Ki Ajar itu tersenyum. Katanya, “Jika yang datang pasukan Pajang, mereka tidak akan menjumpai orang-orang seperti itu.”
“Jadi?” desak Laksana.
“Yang dijumpai oleh para prajurit Pajang adalah para petani yang bekerja tekun di sawah mereka masing-masing. Mencangkul dan menyiangi tanaman, memperbaiki tanggul dan pematang, dan pekerjaan-pekerjaan lainnya. Para prajurit Pajang tidak akan bertemu dengan orang yang bernama Panembahan Lebdagati, meskipun orang yang disebut panembahan itu telah berbincang-bincang dengan para prajurit sebagai seorang petani yang menunggui air di tepi parit,” berkata Ki Ajar.
“Licik sekali,” geram Laksana.
“Licik dan memang mengerikan,” berkata Ki Ajar. Lalu katanya, “Bagi kalian, anak-anak muda, apa yang terjadi di balik Hutan Jatimalang itu akan dapat memperluas cakrawala penglihatan kalian atas isi dunia ini. Hal yang tidak pernah kalian bayangkan telah terjadi di balik cakrawala penglihatan kalian.”
Laksana mengangguk-angguk. Namun yang kemudian berbicara adalah Ki Wiradadi, “Jangankan anak-anak muda itu. Apa yang aku ketahui agaknya masih terlalu sempit. Rasa-rasanya kedatangan kami kemari bagaikan sedang menjenguk peristiwa yang terjadi di balik cakrawala penglihatan kami yang sempit.”
“Sudahlah,” berkata Ki Ajar. “Adalah kebetulan bahwa aku berada di sini, sehingga aku dapat menceriterakan kemungkinan-kemungkinan itu.”
“Bukan satu kebetulan,” desis Manggada.
Ki Ajar mengerutkan keningnya. Anak muda yang seorang ini agaknya memang mampu berpikir lebih tenang dari yang lain. Namun demikian Ki Ajar menjawab, “Agaknya memang gabungan antara kebetulan dan kesengajaan.”
Manggada tersenyum. Katanya, “Apapun yang Ki Ajar lakukan, namun Ki Ajar tentu akan dapat mendekatkan kami kepada persoalan yang ingin kami pecahkan.”
Ki Ajar mengangguk-angguk. Sementara Ki Wiradadi berkata, “Waktu kita tinggal sedikit. Jika saatnya purnama naik, maka akan ada lagi satu jiwa melayang. Mungkin yang akan mendapat giliran kali ini adalah anak perempuanku.”

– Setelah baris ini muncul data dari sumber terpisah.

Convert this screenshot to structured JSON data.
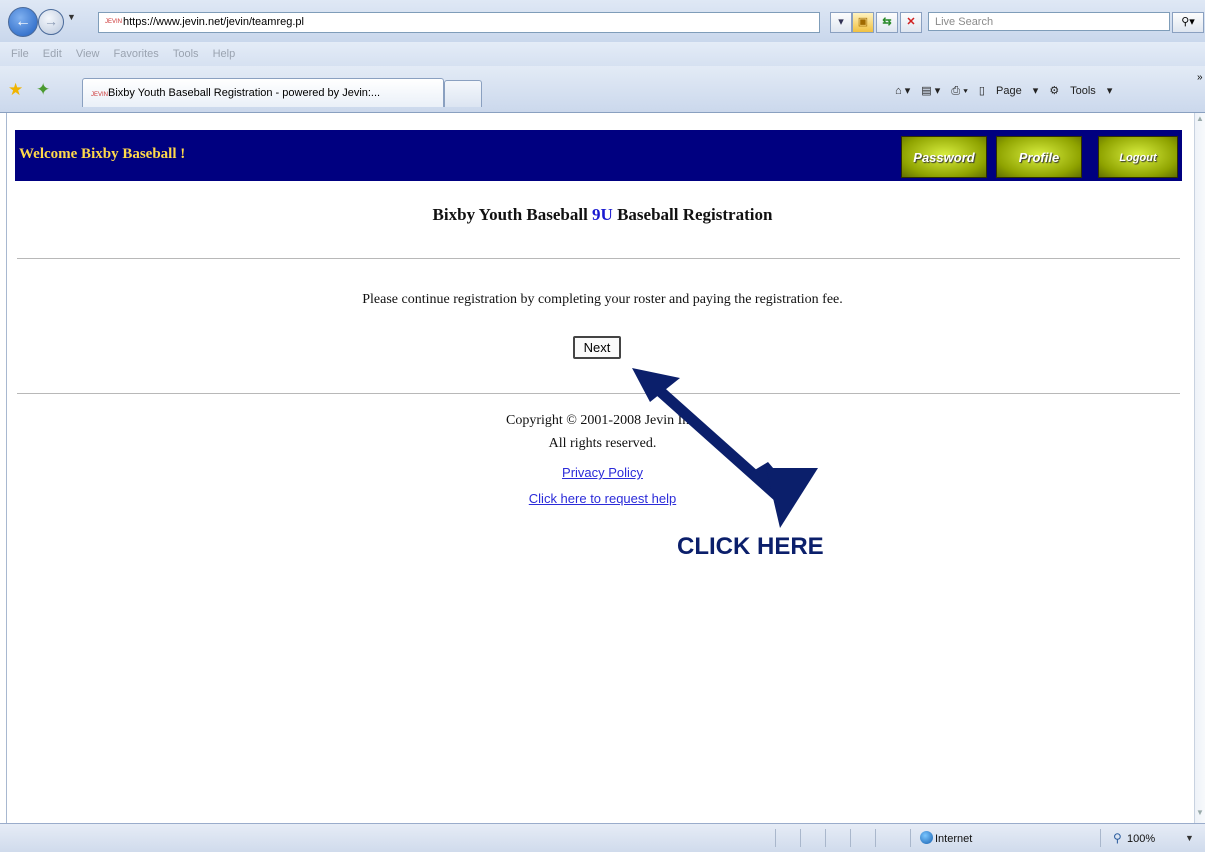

Ki Ajar mengangguk-angguk. Katanya, “Perbuatan itu memang harus dihentikan. Menurut pendengaranku, keris itu menuntut seratus nyawa untuk menjadikannya pusaka tidak ada duanya di dunia. Jika keris itu ditusukkan untuk keseratus kalinya pada jantung seorang gadis, maka keris itu akan mempunyai tuah yang tidak ada bandingnya. Keris itu akan sanggup melawan semua pusaka yang ada di tanah ini. Termasuk Kangjeng Kiai Pleret.”

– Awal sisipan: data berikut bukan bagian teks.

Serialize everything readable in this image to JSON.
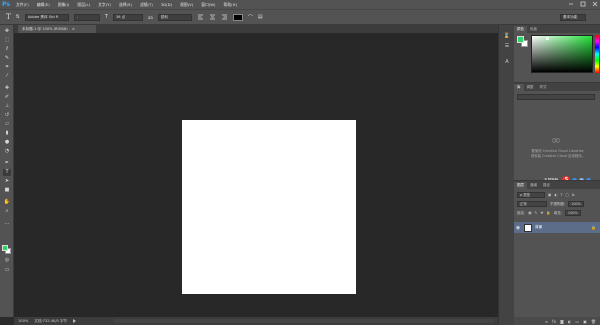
{
  "app": {
    "logo": "Ps"
  },
  "menu": [
    "文件(F)",
    "编辑(E)",
    "图像(I)",
    "图层(L)",
    "文字(Y)",
    "选择(S)",
    "滤镜(T)",
    "3D(D)",
    "视图(V)",
    "窗口(W)",
    "帮助(H)"
  ],
  "options": {
    "font_family": "Adobe 黑体 Std R",
    "font_style": "-",
    "font_size": "36 点",
    "antialias": "锐利",
    "workspace": "基本功能"
  },
  "document": {
    "tab_label": "未标题-1 @ 100% (RGB/8)",
    "tab_close": "×",
    "canvas_color": "#ffffff"
  },
  "status": {
    "zoom": "100%",
    "doc_size": "文档:732.4K/0 字节"
  },
  "color_panel": {
    "tabs": [
      "颜色",
      "色板"
    ],
    "fg_color": "#2fd36c",
    "bg_color": "#ffffff"
  },
  "libraries": {
    "tabs": [
      "库",
      "调整",
      "样式"
    ],
    "message_line1": "要使用 Creative Cloud Libraries,",
    "message_line2": "请安装 Creative Cloud 应用程序。",
    "ime_label": "五鼠新版",
    "ime_logo": "S"
  },
  "layers": {
    "tabs": [
      "图层",
      "通道",
      "路径"
    ],
    "kind_filter": "ρ 类型",
    "blend_mode": "正常",
    "opacity_label": "不透明度:",
    "opacity_value": "100%",
    "lock_label": "锁定:",
    "fill_label": "填充:",
    "fill_value": "100%",
    "items": [
      {
        "name": "背景"
      }
    ]
  }
}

Terasa bulu tengkuk mereka meremang mendengarkan penjelasan itu. Seratus orang gadis? Benar-benar satu kepercayaan yang bukan saja sesat, tapi gila. Dalam pada itu, Ki Ajar berkata, “Dengan demikian kita tidak boleh tergesa-gesa. Jika selama ini aku sendiri, maka sekarang aku mendapat tiga orang kawan. Tentu satu dukungan yang sangat besar, sehingga pada saatnya aku tidak akan bekerja sendiri.”
“Tetapi di hadapan Ki Ajar, ternyata kami masih terlampau kecil untuk dapat ikut membantu. Apa yang dapat kami lakukan di daerah ini, jika Ki Ajar saja merasa banyak mengalami kesulitan?” berkata Manggada.
Ki Ajar tertawa. Katanya, “Kau terlalu merendahkan diri. Tetapi kita masih mempunyai kesempatan beberapa hari. Kita dapat membuat perhitungan yang paling baik untuk bertindak.”
Namun Ki Wiradadi nampaknya menjadi sangat gelisah. Bagaimanapun juga, anak perempuannyalah yang berada di tangan orang-orang berkepercayaan sesat itu. Ia tidak dapat berpikir begitu tenang seperti Ki Ajar.
Tetapi Ki Wiradadi tidak dapat berbuat lebih banyak. Nampaknya medan yang dihadapinya benar-benar sangat berat. Ia tidak akan dapat berbuat dengan tergesa-gesa. Tetapi Ki Wiradadi juga tidak mau berdiam diri hingga ada berita anaknya telah menjadi korban dari ilmu sesat itu.
Selagi mereka berbincang di serambi, mereka melihat pembantu Ki Ajar, seorang bongkok dan timpang, memasuki halaman. Dua ekor harimau mengikutinya. Orang bongkok itu berhenti di pintu pagar dan mengusir kedua ekor harimau itu. Nampaknya kedua ekor harimau itu agak malas pergi, sehingga orang bongkok itu harus melemparinya dengan batu.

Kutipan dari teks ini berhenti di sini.